GWAS analysis identified a set of genes specific for each subspecies and the biovar intermedius (Tables S3S5). A total of 180 genes strongly associated with Cff were identified, 66 of which were exclusively found in Cff genomes albeit not in all of them (n = 31). Of the 233 genes strongly associated with Cfvi, 68 were found only in biovar intermedius genomes but were not present in all Cfvi genomes (n = 42). On the other hand, 157 genes strongly associated with Cfv were detected, and the pqqL gene, which codes for a zinc-dependent peptidase of the M16 family, was present in all genomes of this subspecies (n = 22). When these analyses were performed separating the Spanish genomes from the genomes of other countries, no specific genes associated to the Spanish genomes were found for any of the C. fetus subspecies or biovar.

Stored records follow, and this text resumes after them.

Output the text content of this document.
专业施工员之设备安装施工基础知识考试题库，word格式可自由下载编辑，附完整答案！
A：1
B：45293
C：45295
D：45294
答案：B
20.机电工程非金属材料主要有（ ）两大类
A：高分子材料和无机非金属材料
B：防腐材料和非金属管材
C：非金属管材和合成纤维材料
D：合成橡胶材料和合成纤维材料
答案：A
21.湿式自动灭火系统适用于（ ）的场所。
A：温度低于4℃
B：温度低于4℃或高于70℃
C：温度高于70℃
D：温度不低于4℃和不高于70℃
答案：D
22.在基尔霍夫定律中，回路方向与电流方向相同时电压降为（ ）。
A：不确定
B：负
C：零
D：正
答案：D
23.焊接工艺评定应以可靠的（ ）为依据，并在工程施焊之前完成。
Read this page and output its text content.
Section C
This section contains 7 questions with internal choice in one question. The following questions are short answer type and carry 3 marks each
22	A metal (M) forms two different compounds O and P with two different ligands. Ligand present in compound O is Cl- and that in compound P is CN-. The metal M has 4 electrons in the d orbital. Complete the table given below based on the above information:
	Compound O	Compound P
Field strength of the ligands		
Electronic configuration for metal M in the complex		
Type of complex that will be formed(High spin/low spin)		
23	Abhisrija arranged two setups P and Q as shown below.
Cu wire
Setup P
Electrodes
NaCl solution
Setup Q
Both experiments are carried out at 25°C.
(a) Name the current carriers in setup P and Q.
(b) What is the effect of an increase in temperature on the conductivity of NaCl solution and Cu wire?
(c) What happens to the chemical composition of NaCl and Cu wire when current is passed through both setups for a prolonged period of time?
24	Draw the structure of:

Functional characterization of genes comprising the different pangenome categories

To determine the potential functionality associated with the genes belonging to the different pangenome categories (core and accessory), we performed a functional classification based on the KEGG database. Of the 5696 genes that comprised the pangenome, a total of 1746 genes could be annotated, 907 from the core genome (679 core, 228 soft-core) and 839 from the accessory genome (314 shell and 525 cloud genes). Most of the annotated core genes were related to genetic information processing (10.9%), signalling and cellular processes (10.4%) and carbohydrate metabolism (8.7%). The accessory genes were mostly related to signalling and cellular processes (16.8%), genetic information processing (11.7%) and membrane transport (11.7%). Functionality analysis also showed that most of the gene functions observed were mainly encoded by core genes and some of them, such as biodegradation and metabolism of xenobiotics, immune system, environmental adaptation, and aging, were encoded exclusively by core genes. On the other hand, processes linked to membrane transport (bacterial secretion system), replication and repair, cell communication such as quorum sensing (cell community in prokaryotes), infectious diseases and signalling and cellular processes related with cell defence, were mostly encoded by accessory genes (Figure S2).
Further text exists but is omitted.